Floating golden cypress
Derrick Rooney, New Zealand Tree Grower May 2005.
Last year, the news broke that a previously unknown species of conifer had been found among the remnants of moist karst forest in northern Vietnam.
The new tree was dubbed as the golden Vietnamese cypress, and a new genus – Xanthocyparis – was erected to accommodate the species, which was subsequently described as Xanthocyparis vietnamensis.
Just not perfectly matched
Some 54 morphological characters, as well as DNA evidence, were used to place Xanthocyparis vietnamensis as a sister species to the Nootka cypress, Chamaecyparis nootkatensis, also known as Alaskan yellow cedar. The latter was subsequently transferred to the new genus. This led to the renaming of three inter-generic hybrids, one of which is the well-known Leyland cypress, now very widely planted in New Zealand. The other two are Cuprocyparis ovensii, a hybrid with the Mexican cypress, Cupressus lusitanica, and Ferndown – a Nootka-Arizona cypress cross.
The name Xanthocyparis, which translates as golden cypress, seemed perfectly matched to the Nootka cypress as well, given the yellowish tones of its sawn timber. Alas for the new name, the honeymoon is over and annulment proceedings are already completed.

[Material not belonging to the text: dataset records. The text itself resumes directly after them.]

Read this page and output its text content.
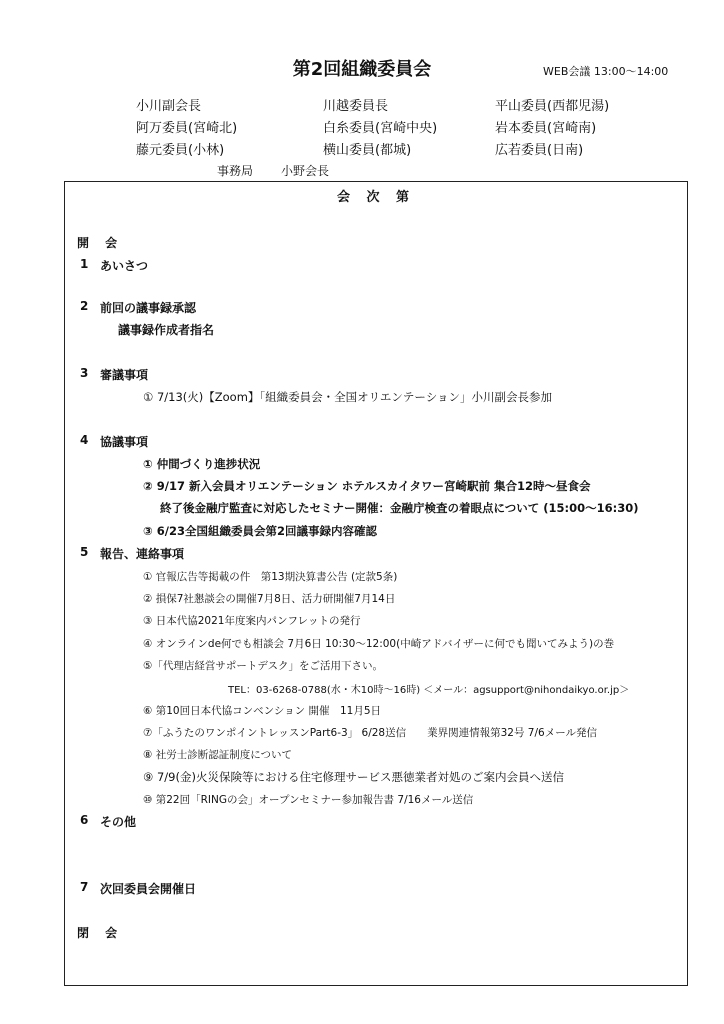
第2回組織委員会	WEB会議 13:00～14:00
小川副会長	川越委員長	平山委員(西都児湯)
阿万委員(宮崎北)	白糸委員(宮崎中央)	岩本委員(宮崎南)
藤元委員(小林)	横山委員(都城)	広若委員(日南)
事務局 小野会長
会 次 第
開 会
1 あいさつ
2 前回の議事録承認
議事録作成者指名
3 審議事項
① 7/13(火)【Zoom】「組織委員会・全国オリエンテーション」小川副会長参加
4 協議事項
① 仲間づくり進捗状況
② 9/17 新入会員オリエンテーション ホテルスカイタワー宮崎駅前 集合12時～昼食会
終了後金融庁監査に対応したセミナー開催：金融庁検査の着眼点について (15:00～16:30)
③ 6/23全国組織委員会第2回議事録内容確認
5 報告、連絡事項
① 官報広告等掲載の件　第13期決算書公告 (定款5条)
② 損保7社懇談会の開催7月8日、活力研開催7月14日
③ 日本代協2021年度案内パンフレットの発行
④ オンラインde何でも相談会 7月6日 10:30～12:00(中崎アドバイザーに何でも聞いてみよう)の巻
⑤「代理店経営サポートデスク」をご活用下さい。
TEL：03-6268-0788(水・木10時～16時) ＜メール：agsupport@nihondaikyo.or.jp＞
⑥ 第10回日本代協コンベンション 開催　11月5日
⑦「ふうたのワンポイントレッスンPart6-3」 6/28送信　　業界関連情報第32号 7/6メール発信
⑧ 社労士診断認証制度について
⑨ 7/9(金)火災保険等における住宅修理サービス悪徳業者対処のご案内会員へ送信
⑩ 第22回「RINGの会」オープンセミナー参加報告書 7/16メール送信
6 その他
7 次回委員会開催日
閉 会
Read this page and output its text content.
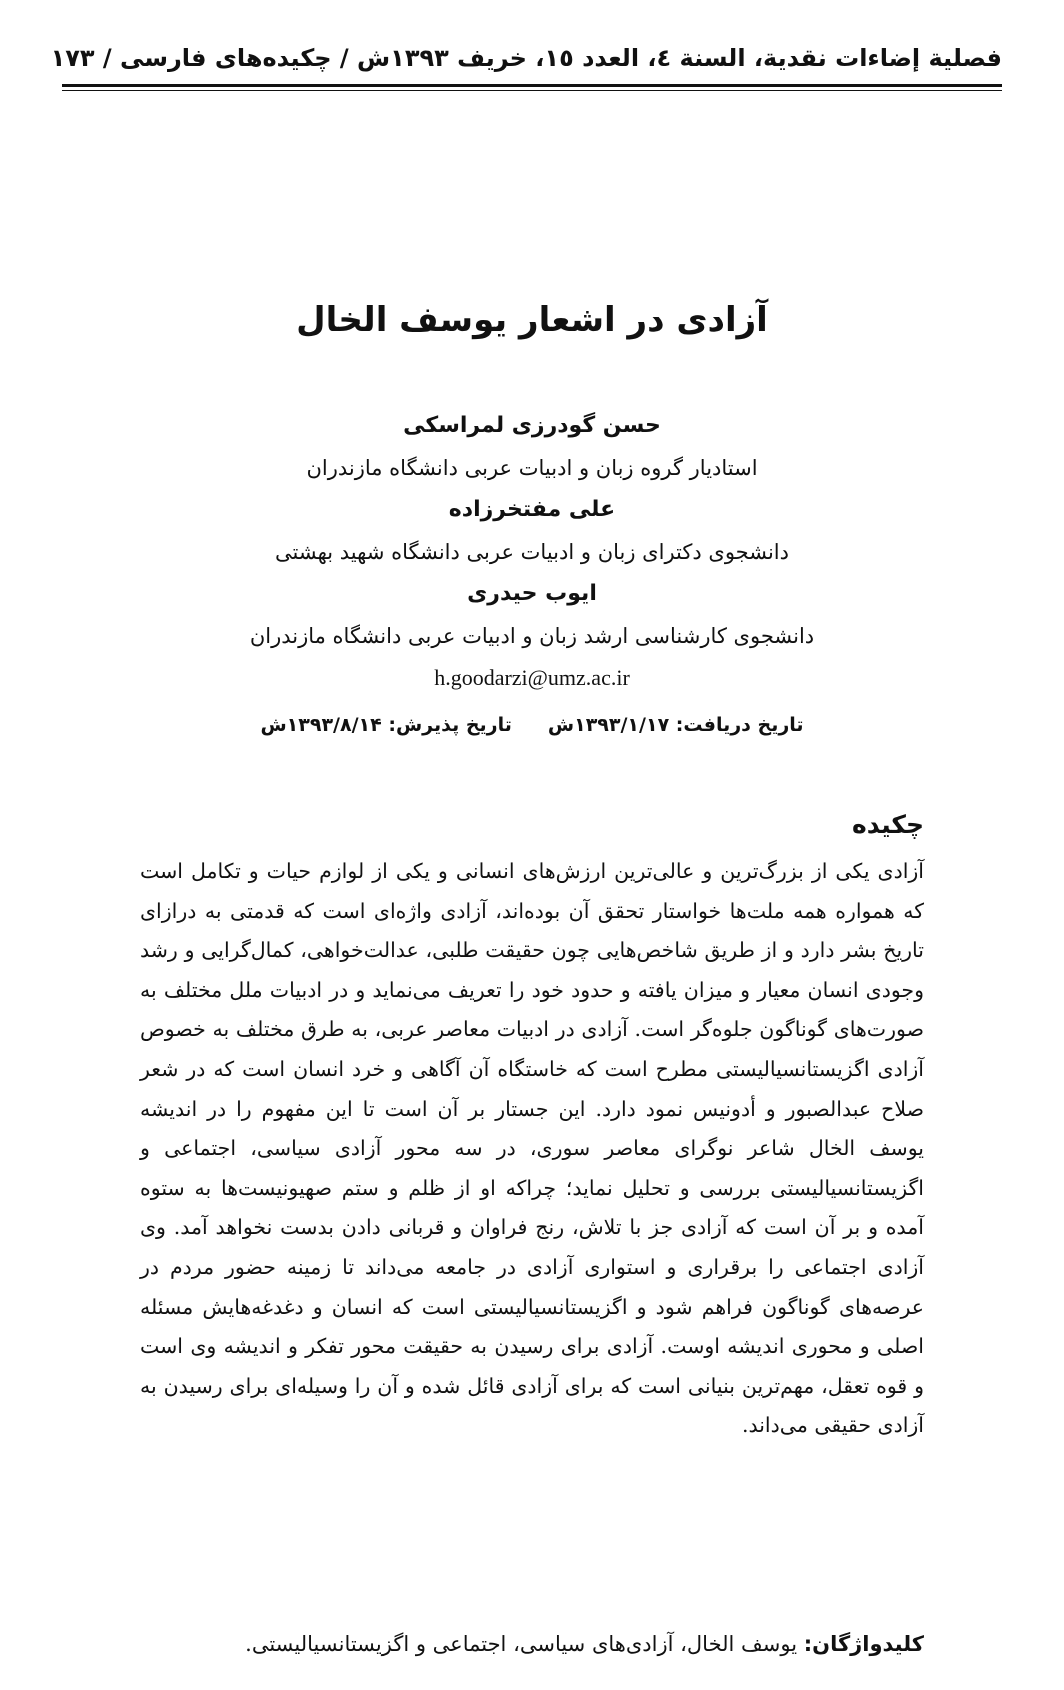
فصلية إضاءات نقدية، السنة ٤، العدد ١٥، خريف ١٣٩٣ش / چکیده‌های فارسی / ١٧٣
آزادی در اشعار یوسف الخال
حسن گودرزی لمراسکی
استادیار گروه زبان و ادبیات عربی دانشگاه مازندران
علی مفتخرزاده
دانشجوی دکترای زبان و ادبیات عربی دانشگاه شهید بهشتی
ایوب حیدری
دانشجوی کارشناسی ارشد زبان و ادبیات عربی دانشگاه مازندران
h.goodarzi@umz.ac.ir
تاریخ دریافت: ۱۳۹۳/۱/۱۷شتاریخ پذیرش: ۱۳۹۳/۸/۱۴ش
چکیده
آزادی یکی از بزرگ‌ترین و عالی‌ترین ارزش‌های انسانی و یکی از لوازم حیات و تکامل است که همواره همه ملت‌ها خواستار تحقق آن بوده‌اند، آزادی واژه‌ای است که قدمتی به درازای تاریخ بشر دارد و از طریق شاخص‌هایی چون حقیقت طلبی، عدالت‌خواهی، کمال‌گرایی و رشد وجودی انسان معیار و میزان یافته و حدود خود را تعریف می‌نماید و در ادبیات ملل مختلف به صورت‌های گوناگون جلوه‌گر است. آزادی در ادبیات معاصر عربی، به طرق مختلف به خصوص آزادی اگزیستانسیالیستی مطرح است که خاستگاه آن آگاهی و خرد انسان است که در شعر صلاح عبدالصبور و أدونیس نمود دارد. این جستار بر آن است تا این مفهوم را در اندیشه یوسف الخال شاعر نوگرای معاصر سوری، در سه محور آزادی سیاسی، اجتماعی و اگزیستانسیالیستی بررسی و تحلیل نماید؛ چراکه او از ظلم و ستم صهیونیست‌ها به ستوه آمده و بر آن است که آزادی جز با تلاش، رنج فراوان و قربانی دادن بدست نخواهد آمد. وی آزادی اجتماعی را برقراری و استواری آزادی در جامعه می‌داند تا زمینه حضور مردم در عرصه‌های گوناگون فراهم شود و اگزیستانسیالیستی است که انسان و دغدغه‌هایش مسئله اصلی و محوری اندیشه اوست. آزادی برای رسیدن به حقیقت محور تفکر و اندیشه وی است و قوه تعقل، مهم‌ترین بنیانی است که برای آزادی قائل شده و آن را وسیله‌ای برای رسیدن به آزادی حقیقی می‌داند.
کلیدواژگان: یوسف الخال، آزادی‌های سیاسی، اجتماعی و اگزیستانسیالیستی.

Further research has revealed that under the taxonomic rules of the International Code of Botanical Nomenclature, the new genus is invalid and cannot stand.
Another obscure name
Since its discovery by naturalists in Alaska and far western Canada in the 18th century, the Nootka cypress has had a chequered career, drifting from Cupressus to Chamaecyparis and back to Cupressus before seeming finally to settle in Xanthocyparis. The new research has uncovered yet another very obscure name, Callitropsis nootkatensis, dating from 1865 and apparently overlooked by the taxonomists who erected the new golden-cedar genus. Under the international rules, this name being older has priority over the new name Xanthocyparis.
Because the golden Vietnamese cypress and the Nootka cypress are sister taxa and appear to be closely allied, both have been transferred to the genus Callitropsis, which now contains two species widely separated by geography. These are Callitropsis nootkatensis native to north-western North America, and C. vietnamensis native to moist karst forest in northern Vietnam.
Yellow cedar by any other name
There is no word yet about the future of the Leyland cypress, which in the last few years has wobbled from Cupressocyparis to Cupressus and then to Cuprocyparis, the last name having been published just last year. Presumably it and the other inter-generic hybrids will now move, in due course and with luck for the last time, to something like Cupressitropsis or Cuprotropsis, or who knows what.
If all this proves anything, it is simply that, where plants of any kind are concerned, knowledge expands to accommodate available data. After all, a rose under any name is still a rose, and a yellow cedar under any name still grows like a yellow cedar.